Oncology machines worth R40m each in state hospitals stand idle because there aren't enough cancer doctors
Health Minister Aaron Motsoaledi says there are at least 15 oncology machines worth R40-million each waiting to be used at public hospitals – but he is still looking for cancer doctors to operate them.
“One of the pilot programmes of the National Health Insurance is to clear the oncology backlog, especially in KwaZulu-Natal,” he said in an interview on Thursday.
Some provinces have no oncology specialists (KwaZulu-Natal now has just one to service 1.3 million cancer patients) to use the linear accelerators collecting dust in state hospitals.
“We will rely on private oncologists to come and use the equipment. Steve Biko Academic has got more oncology equipment, and linear accelerators, than any hospital in the country, private or public. There are four bunkers (for the radiation machines) there, and the fifth bunker is being finished now.“Charlotte Maxeke has four, Groote Schuur and Tygerberg hospitals [in the Western Cape] have three each. And two in Addington in KwaZulu-Natal. We have repaired the old one; it is working and a new one is being tested. All that is needed is oncologists,” said Motsoaledi.
He added that the machines are so costly that no private hospital has more than one because the returns are low on treatment.

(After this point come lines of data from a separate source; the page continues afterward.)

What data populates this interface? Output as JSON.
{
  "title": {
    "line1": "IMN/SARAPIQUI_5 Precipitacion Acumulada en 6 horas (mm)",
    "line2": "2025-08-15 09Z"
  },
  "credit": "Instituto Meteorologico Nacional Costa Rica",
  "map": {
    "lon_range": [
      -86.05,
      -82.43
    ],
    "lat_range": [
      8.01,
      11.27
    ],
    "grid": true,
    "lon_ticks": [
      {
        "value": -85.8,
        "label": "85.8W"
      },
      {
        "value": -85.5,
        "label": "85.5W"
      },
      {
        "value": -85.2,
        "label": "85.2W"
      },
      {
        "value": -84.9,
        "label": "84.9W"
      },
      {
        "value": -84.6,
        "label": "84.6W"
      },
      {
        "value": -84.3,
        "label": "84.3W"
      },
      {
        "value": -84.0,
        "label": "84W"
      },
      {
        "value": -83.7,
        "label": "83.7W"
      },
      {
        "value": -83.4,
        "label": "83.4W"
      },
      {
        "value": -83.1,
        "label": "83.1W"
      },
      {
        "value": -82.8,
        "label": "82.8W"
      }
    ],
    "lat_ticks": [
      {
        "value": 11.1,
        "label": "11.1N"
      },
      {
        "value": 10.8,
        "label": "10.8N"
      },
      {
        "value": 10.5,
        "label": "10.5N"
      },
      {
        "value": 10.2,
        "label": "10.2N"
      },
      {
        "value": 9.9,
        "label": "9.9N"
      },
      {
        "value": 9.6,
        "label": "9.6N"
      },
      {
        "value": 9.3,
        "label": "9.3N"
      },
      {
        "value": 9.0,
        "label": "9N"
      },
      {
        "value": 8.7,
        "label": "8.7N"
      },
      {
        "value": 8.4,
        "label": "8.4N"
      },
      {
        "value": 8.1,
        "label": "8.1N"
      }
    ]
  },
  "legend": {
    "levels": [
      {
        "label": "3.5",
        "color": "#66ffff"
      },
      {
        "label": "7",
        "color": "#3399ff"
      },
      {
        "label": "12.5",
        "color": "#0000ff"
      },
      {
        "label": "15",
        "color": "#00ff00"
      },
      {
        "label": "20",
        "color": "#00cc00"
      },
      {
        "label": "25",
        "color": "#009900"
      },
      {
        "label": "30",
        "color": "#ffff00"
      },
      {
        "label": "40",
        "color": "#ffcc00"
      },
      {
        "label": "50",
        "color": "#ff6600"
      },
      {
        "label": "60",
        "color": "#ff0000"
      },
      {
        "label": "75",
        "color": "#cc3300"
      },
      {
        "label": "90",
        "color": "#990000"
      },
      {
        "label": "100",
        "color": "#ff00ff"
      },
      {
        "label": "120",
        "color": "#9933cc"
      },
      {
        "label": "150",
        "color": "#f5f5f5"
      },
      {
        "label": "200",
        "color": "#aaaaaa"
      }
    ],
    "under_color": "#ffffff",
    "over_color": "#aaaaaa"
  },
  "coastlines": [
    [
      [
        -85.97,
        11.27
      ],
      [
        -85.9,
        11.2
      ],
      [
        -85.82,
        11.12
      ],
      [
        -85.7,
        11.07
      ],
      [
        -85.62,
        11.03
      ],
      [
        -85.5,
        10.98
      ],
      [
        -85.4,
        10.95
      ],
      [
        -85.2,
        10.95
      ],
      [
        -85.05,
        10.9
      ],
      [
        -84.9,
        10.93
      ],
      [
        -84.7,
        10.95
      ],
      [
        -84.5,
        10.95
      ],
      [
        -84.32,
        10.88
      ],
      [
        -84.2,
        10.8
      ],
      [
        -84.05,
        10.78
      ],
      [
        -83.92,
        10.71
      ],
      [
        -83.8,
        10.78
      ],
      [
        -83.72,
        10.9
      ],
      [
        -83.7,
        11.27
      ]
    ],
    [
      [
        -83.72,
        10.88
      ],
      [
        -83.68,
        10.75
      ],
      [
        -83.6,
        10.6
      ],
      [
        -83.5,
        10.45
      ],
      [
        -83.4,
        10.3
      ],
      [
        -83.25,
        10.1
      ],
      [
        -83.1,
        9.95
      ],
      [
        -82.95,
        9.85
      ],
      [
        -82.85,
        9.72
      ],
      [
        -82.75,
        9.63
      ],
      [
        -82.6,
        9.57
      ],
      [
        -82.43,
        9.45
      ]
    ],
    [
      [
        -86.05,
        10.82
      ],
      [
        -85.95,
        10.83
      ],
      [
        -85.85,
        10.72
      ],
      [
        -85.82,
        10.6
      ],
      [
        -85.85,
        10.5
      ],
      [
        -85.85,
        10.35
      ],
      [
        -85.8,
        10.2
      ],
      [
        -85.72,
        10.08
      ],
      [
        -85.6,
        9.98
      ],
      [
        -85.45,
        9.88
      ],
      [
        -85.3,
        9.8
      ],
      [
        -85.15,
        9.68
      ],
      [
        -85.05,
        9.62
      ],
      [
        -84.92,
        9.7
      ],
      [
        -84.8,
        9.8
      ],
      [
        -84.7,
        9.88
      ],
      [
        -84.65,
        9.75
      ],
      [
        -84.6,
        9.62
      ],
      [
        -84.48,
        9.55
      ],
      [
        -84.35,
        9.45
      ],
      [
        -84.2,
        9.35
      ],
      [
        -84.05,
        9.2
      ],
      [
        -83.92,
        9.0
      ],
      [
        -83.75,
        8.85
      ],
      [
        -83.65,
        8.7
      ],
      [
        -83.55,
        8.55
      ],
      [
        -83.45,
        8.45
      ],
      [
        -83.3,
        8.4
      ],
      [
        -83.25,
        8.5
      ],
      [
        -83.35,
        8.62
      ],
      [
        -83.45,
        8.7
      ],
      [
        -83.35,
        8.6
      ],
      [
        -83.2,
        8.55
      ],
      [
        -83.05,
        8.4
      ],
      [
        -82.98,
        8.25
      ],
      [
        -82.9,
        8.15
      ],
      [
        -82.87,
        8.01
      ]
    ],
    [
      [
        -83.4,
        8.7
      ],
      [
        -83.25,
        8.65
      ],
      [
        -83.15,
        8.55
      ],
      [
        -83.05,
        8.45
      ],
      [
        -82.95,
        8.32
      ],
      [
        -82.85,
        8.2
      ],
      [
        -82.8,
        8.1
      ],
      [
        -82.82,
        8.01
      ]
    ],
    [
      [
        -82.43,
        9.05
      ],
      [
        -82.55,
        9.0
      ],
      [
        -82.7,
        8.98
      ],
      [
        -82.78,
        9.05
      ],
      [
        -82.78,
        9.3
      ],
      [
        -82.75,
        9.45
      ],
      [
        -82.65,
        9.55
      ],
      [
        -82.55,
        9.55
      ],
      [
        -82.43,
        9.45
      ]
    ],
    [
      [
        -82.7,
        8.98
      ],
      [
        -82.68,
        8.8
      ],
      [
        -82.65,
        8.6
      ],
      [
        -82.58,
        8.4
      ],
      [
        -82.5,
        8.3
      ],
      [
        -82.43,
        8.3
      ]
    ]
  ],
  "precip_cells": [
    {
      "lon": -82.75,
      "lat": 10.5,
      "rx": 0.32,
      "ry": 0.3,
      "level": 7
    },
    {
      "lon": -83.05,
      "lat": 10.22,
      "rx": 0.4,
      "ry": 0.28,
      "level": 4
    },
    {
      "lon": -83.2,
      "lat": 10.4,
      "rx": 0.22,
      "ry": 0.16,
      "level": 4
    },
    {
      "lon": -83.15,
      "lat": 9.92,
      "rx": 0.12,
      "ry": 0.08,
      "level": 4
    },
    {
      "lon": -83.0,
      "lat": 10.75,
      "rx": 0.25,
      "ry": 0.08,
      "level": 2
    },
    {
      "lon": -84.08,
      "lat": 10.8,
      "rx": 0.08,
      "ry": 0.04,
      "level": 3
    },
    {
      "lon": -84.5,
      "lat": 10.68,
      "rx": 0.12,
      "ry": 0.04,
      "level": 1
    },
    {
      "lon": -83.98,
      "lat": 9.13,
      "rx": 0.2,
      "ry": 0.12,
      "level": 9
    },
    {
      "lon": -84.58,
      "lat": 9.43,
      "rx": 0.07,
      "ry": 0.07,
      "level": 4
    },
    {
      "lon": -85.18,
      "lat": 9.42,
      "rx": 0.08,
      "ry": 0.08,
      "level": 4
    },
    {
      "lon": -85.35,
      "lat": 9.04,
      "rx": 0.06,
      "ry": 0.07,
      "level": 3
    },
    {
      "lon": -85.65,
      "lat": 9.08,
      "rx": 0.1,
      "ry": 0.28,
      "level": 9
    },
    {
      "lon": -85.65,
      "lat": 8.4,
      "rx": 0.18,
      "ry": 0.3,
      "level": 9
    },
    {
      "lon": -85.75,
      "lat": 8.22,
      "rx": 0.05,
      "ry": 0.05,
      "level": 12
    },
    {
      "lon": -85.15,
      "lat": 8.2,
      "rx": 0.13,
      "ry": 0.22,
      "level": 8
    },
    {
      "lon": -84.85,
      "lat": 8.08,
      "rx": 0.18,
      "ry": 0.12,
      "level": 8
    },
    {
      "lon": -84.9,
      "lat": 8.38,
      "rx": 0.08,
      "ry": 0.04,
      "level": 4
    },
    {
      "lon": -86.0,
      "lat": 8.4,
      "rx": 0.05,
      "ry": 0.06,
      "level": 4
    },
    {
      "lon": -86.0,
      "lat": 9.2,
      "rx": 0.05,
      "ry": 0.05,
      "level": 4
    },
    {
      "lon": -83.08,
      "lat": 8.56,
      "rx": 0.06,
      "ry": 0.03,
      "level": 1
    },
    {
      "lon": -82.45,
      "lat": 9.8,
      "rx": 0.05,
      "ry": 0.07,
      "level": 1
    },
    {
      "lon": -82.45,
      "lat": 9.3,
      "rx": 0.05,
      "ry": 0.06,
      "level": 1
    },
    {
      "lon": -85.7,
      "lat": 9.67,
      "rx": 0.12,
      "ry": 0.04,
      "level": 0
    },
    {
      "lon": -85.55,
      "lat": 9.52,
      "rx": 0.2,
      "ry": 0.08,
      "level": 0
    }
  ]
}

“Can the specialists come to our hospitals and use it, and help us clear the backlog?” Motsoaledi asked.
The minister has blamed the oncology crisis and issues of provinces on irregular “procurement, cronyism and patronage”.
“The provinces say the maintenance contracts for these machines must be given to local people. Will you take a Mercedes-Benz to a local mechanic who cannot read the high powered computers? These are state-of-the-art oncology machines, so we need to get the right people to maintain them. We have no option but to give the person who maintains it a five-year contract. In health the first consideration is to the patient and nobody else. Te rest will follow,” he said.But Lauren Pretorius from advocacy group Campaigning for Cancer said it might be too little too late.
“This crisis is something the department knew about for 10 years. At policy level a lot has happened but why did it take so long? How do we save a person on the ground, the mother affected by cancer who didn’t get treatment and whose cancer has advanced?”
She said Motsoaledi’s challenge was to get private-sector doctors to stay in the system, or find new state doctors.
“This may help the patients coming into the treatment facility in the short term. He needs to make it attractive for the doctors to stay in the state and give them the tools to stay. It isn’t about money, but access to the right medicines, the queues and waiting lists, the bureaucracy that makes doctors operate with one hand tied behind their backs,” said Pretorius.Lorraine Govender, national advocacy co-ordinator for Cansa, said in terms of the KZN oncology crisis, the current backlog will be addressed through the acquisition of the new linear accelerator at Addington Hospital, the private partnership with the Wits Consortium, and the newly qualified oncologist who is in place.
“It will take a good few months before the backlog is addressed in KZN alone. Sadly, we’ve already lost a number of patients due to the long waiting periods,” said Govender.
“With regards to the national oncology crisis it’s difficult for us to comment unless we see the plans in action. The crisis in KZN lasted for over three years before we saw the fruition of our advocacy efforts working together with the Cancer Alliance.
“We need the whole consortium of oncology care in order to address the crisis from early detection, screening, oncology treatment and palliative care.”
Govender said patients have been waiting for long periods for treatment nationally, and there are provinces with no treatment centres.
“More and more patients need to be treated. We support the minister’s proposal and look forward to immediate action to save the lives of oncology patients.”